The decision comes after many airlines and airports were forced to deal with staff shortages during the summer, a trend that is spilling over into the fall.

After two years of travel restrictions and border closures, this summer was the season of adventure for most people, with some taking to the sky.

But staff shortages snarled airports worldwide with many gaps due to layoffs during the height of the pandemic and some caused by labor strikes.

Airline staff for Ryanair Holdings PLC in Spain went on strike to demand better wages and paid time off starting in June, which spurred a few flight cancellations in July. This was followed by strikes within Germany-based Deutsche Lufthansa AG, where a pilot union organized a strike for better pay on Sept. 2.

As a result, airports did not have enough staff to keep up with the busy traveling season. Passengers dealt with excessive delays, flight cancellations and lost luggage, with some travelers waiting months for their belongings to be returned.

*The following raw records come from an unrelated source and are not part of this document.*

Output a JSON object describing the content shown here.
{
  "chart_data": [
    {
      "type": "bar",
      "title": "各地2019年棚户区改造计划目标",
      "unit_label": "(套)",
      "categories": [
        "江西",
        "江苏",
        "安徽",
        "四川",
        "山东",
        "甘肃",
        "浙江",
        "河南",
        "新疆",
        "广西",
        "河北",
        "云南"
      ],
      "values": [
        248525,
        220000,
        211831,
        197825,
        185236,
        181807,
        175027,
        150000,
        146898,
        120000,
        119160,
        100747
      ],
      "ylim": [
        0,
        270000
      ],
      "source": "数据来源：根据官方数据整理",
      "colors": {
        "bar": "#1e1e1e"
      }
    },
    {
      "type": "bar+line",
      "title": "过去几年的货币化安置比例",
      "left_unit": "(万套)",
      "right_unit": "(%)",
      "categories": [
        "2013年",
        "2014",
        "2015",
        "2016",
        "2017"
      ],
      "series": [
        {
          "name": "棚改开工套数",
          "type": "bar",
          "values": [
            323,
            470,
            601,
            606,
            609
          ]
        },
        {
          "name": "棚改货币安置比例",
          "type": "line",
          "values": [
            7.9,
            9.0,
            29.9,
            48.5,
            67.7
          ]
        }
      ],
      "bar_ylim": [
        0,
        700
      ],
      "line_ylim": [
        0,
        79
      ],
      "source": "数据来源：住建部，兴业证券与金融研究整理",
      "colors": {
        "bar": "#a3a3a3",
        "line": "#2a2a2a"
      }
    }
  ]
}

“We had a separate charter just to repatriate bags back to customers that had been stranded because of some of the operational issues the European airports were having,” Delta Air Lines Inc. CEO Ed Bastian said in a statement, according to The Washington Post.

From May to July, over 88,000 flights were canceled, and up to 220,000 containers of luggage were lost.

To avoid repetition, airlines including Delta Air Lines Inc. and American Airlines Group Inc. decided to cut flights for the fall. According to CNN, American Airlines had cut nearly 31,000 flights for November after cutting 2% of flights during September and October.

United Airlines Holdings Inc. cut down the amount of flights arriving at Newark Liberty International airport, due to operational changes.

American Airlines cut 1,100 fall flights at a single airport last month.

The airline claimed this change was due to the current flight schedule being based on the pre-pandemic flight demand in 2019. For compensation, American Airlines also set travelers up with alternate flights and offered refunds.

While the reduction of flights will help airlines and airports cool down from the summer, this is not great news for people traveling for the holidays.

With Thanksgiving less than three months away and states removing COVID-19 restrictions, many Americans will use this opportunity to visit loved ones. But less flights may mean another year of staying at home for those who can’t find alternate traveling options.